LIBERTINE KING features two elements common to a lot of the character-images I've created: a false beard and a costume that leaves my chest exposed. (See FAQs for a discussion of the Chameleon's exhibitionist side.) In this case, the costume was the main impetus for the character. I spent many hours on it, relying more on trial and error and intuition than a pattern. The material is a pair of brocade drapes I picked up at a thrift shop. (Thrift shop drapes are the best source of large volume luxury fabric at rock-bottom prices -- I call it Scarlett O'Hara costuming.)
Perhaps I picked this style of costume because I remembered how much I enjoyed wearing a renaissance doublet and pantaloons when I was in a production of The Merchant of Venice in college. The period offered a natural excuse to sport a crepe-hair beard creation. The decision to give him pattern baldness as the second stage in shaving back my head came fairly late in the process, more an issue of where to fit him in the lineup of the week than anything, but the partial baldness seemed to suit the sexiness and maturity that I imagined for the character. (Yes, I think pattern baldness is sexy.)

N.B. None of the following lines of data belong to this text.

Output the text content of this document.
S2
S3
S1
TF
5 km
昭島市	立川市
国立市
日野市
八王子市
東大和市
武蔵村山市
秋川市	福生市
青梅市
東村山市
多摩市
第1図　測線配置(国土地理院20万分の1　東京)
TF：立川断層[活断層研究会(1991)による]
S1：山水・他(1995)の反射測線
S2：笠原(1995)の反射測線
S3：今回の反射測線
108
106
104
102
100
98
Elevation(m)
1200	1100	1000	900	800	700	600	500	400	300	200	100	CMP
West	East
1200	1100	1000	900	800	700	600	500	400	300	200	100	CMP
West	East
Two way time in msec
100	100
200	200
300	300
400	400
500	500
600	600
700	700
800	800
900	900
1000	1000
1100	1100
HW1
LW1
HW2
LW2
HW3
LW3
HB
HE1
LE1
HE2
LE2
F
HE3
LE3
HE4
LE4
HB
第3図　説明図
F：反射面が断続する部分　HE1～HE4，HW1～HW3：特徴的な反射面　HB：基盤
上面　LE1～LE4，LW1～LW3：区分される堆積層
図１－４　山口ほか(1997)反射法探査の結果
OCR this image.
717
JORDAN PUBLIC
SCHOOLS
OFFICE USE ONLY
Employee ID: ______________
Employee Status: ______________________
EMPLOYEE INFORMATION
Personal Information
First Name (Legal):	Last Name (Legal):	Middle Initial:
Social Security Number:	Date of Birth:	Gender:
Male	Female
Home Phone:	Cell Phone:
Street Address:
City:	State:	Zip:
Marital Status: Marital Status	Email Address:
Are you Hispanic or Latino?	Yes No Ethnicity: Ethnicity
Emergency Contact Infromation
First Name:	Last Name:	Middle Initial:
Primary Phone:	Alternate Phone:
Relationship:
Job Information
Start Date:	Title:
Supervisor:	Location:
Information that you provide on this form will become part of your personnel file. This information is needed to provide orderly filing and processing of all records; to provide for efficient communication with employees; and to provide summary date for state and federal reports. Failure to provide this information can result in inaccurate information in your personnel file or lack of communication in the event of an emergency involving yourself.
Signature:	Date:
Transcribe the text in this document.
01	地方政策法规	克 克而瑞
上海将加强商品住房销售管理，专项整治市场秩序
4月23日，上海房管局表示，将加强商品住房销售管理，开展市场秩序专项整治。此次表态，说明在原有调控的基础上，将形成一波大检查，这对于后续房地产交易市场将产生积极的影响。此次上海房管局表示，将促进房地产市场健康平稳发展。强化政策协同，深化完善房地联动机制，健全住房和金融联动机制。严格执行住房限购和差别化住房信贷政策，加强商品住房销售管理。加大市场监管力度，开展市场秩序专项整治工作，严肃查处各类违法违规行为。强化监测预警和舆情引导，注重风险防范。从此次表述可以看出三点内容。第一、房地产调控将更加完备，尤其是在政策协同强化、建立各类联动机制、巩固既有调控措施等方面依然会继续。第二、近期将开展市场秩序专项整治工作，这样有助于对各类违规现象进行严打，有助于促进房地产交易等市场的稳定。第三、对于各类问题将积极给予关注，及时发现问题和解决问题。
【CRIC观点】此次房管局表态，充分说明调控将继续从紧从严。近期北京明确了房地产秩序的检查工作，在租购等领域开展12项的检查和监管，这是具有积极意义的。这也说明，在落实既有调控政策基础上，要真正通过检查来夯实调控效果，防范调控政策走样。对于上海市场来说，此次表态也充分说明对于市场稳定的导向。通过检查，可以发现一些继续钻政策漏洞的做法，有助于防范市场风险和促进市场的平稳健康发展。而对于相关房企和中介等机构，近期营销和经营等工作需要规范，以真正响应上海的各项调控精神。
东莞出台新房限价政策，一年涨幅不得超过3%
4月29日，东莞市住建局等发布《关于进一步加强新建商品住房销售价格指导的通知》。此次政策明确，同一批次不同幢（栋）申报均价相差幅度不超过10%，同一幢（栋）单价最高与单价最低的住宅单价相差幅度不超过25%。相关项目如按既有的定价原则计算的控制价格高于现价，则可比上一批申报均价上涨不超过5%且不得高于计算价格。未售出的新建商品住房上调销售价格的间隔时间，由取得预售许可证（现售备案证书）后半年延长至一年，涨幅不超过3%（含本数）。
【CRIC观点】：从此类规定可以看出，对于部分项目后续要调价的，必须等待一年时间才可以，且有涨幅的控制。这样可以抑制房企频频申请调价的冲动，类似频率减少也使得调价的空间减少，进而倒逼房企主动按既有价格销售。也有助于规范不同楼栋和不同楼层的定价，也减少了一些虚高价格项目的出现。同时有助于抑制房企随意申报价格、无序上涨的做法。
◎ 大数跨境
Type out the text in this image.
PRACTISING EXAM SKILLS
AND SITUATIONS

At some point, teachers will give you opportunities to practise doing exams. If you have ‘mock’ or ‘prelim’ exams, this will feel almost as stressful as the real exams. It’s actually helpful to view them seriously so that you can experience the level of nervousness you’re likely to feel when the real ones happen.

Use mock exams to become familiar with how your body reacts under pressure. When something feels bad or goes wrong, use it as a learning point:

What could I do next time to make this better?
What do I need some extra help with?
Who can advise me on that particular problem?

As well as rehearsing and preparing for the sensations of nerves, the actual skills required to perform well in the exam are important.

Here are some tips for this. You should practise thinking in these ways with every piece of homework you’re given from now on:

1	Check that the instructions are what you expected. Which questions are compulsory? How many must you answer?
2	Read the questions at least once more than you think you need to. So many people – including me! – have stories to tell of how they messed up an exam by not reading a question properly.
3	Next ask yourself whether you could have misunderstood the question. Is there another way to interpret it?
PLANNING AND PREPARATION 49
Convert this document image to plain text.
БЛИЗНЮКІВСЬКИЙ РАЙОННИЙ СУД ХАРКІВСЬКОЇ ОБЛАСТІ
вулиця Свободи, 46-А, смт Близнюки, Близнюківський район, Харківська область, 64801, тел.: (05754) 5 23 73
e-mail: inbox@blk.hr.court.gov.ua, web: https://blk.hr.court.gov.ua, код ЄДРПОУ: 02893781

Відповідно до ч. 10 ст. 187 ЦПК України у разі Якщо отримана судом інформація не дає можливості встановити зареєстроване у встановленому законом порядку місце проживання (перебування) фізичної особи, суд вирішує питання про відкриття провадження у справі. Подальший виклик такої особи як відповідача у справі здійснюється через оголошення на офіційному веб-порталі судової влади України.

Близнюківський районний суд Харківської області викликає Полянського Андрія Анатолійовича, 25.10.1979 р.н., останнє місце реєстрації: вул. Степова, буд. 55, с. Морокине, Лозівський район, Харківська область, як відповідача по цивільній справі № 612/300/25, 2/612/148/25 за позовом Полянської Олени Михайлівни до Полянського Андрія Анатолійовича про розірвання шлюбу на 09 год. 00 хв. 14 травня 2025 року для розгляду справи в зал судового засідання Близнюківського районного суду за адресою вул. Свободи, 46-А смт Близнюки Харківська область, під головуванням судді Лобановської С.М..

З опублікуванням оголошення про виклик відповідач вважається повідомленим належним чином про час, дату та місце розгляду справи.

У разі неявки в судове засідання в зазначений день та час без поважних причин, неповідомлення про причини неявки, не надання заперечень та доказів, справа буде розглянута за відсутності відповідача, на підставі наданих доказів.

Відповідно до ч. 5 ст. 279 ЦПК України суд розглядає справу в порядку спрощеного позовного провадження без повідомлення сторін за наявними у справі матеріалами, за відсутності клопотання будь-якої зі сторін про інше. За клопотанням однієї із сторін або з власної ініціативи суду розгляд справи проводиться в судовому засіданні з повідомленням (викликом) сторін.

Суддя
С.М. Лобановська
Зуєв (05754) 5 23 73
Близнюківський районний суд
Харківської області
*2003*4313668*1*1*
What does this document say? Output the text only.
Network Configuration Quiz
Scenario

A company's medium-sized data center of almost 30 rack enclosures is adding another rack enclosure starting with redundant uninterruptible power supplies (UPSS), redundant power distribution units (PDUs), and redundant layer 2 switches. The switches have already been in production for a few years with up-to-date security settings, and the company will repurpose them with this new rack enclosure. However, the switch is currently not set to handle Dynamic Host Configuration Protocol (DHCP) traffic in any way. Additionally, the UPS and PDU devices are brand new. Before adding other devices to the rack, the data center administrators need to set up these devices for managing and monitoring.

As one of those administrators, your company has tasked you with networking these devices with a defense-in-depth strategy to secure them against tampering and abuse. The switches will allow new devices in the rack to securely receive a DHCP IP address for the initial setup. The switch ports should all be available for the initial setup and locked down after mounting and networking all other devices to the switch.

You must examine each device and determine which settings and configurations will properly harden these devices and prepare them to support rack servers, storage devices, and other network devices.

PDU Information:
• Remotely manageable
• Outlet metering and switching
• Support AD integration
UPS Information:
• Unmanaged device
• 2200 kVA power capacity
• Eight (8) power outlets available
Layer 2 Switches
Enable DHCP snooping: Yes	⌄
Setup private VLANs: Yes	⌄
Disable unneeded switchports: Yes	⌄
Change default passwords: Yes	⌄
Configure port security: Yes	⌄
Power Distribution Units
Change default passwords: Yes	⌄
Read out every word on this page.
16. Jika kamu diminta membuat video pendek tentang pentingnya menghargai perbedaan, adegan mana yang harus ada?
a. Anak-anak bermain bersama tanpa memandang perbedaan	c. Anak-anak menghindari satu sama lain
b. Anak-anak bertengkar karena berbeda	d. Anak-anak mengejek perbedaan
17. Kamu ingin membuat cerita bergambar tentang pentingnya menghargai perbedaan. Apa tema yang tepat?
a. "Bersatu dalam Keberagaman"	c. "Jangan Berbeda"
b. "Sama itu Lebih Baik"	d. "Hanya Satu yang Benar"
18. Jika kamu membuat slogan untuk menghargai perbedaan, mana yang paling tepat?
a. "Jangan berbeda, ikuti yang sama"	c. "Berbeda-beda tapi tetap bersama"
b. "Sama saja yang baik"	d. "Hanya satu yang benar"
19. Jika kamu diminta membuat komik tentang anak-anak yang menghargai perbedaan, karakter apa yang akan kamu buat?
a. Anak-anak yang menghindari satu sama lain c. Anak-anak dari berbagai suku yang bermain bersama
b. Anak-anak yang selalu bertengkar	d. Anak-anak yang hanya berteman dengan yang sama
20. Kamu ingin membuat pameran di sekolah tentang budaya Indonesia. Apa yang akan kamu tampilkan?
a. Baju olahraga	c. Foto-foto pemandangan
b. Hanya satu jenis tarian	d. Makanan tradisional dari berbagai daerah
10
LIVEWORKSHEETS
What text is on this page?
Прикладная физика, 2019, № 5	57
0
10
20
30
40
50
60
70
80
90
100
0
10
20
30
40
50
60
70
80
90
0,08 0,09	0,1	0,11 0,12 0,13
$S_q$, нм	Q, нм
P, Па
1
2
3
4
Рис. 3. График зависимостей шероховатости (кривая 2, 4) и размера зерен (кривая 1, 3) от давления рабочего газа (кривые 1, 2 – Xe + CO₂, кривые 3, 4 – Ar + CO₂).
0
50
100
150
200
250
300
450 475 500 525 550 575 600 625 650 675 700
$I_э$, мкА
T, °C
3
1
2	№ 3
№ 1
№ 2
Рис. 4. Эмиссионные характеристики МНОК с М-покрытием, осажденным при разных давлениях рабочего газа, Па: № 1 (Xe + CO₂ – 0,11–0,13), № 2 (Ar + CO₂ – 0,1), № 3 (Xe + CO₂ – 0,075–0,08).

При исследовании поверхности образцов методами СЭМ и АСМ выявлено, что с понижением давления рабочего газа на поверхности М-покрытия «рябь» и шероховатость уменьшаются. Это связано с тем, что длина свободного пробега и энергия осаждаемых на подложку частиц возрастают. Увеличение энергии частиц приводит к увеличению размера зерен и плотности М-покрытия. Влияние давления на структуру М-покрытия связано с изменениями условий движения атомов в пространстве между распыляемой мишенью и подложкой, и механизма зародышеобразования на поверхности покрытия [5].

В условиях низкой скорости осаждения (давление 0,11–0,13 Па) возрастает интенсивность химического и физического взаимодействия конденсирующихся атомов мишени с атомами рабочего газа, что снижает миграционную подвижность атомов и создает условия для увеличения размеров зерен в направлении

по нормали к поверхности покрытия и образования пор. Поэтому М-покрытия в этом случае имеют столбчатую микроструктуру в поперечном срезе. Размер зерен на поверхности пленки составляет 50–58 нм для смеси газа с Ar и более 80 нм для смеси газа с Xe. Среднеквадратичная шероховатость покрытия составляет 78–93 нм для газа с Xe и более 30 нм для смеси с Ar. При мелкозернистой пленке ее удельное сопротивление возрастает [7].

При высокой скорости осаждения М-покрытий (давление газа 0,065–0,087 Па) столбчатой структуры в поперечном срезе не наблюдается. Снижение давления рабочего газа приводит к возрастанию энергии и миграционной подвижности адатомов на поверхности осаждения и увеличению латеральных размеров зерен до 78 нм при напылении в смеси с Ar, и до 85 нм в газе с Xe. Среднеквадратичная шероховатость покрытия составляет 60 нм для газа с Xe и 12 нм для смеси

I imagined this character to be amorally sexual; one who would claim and possess others voraciously -- his operatic parallel would be the Duke of Mantua in Verdi's Rigoletto. I did feel masterful in this guise; it gave me a visceral charge to be this person. Yet it seems that the character emerged as a little more humorous, warm, benign, dissipated, risible than I had imagined him.
A couple of people have told me that he looks like my significant other (a.k.a. Chameleon's Consort), or that they actually thought he was the Consort. I suppose that 's what comes of embodying qualities I find attractive in a partner.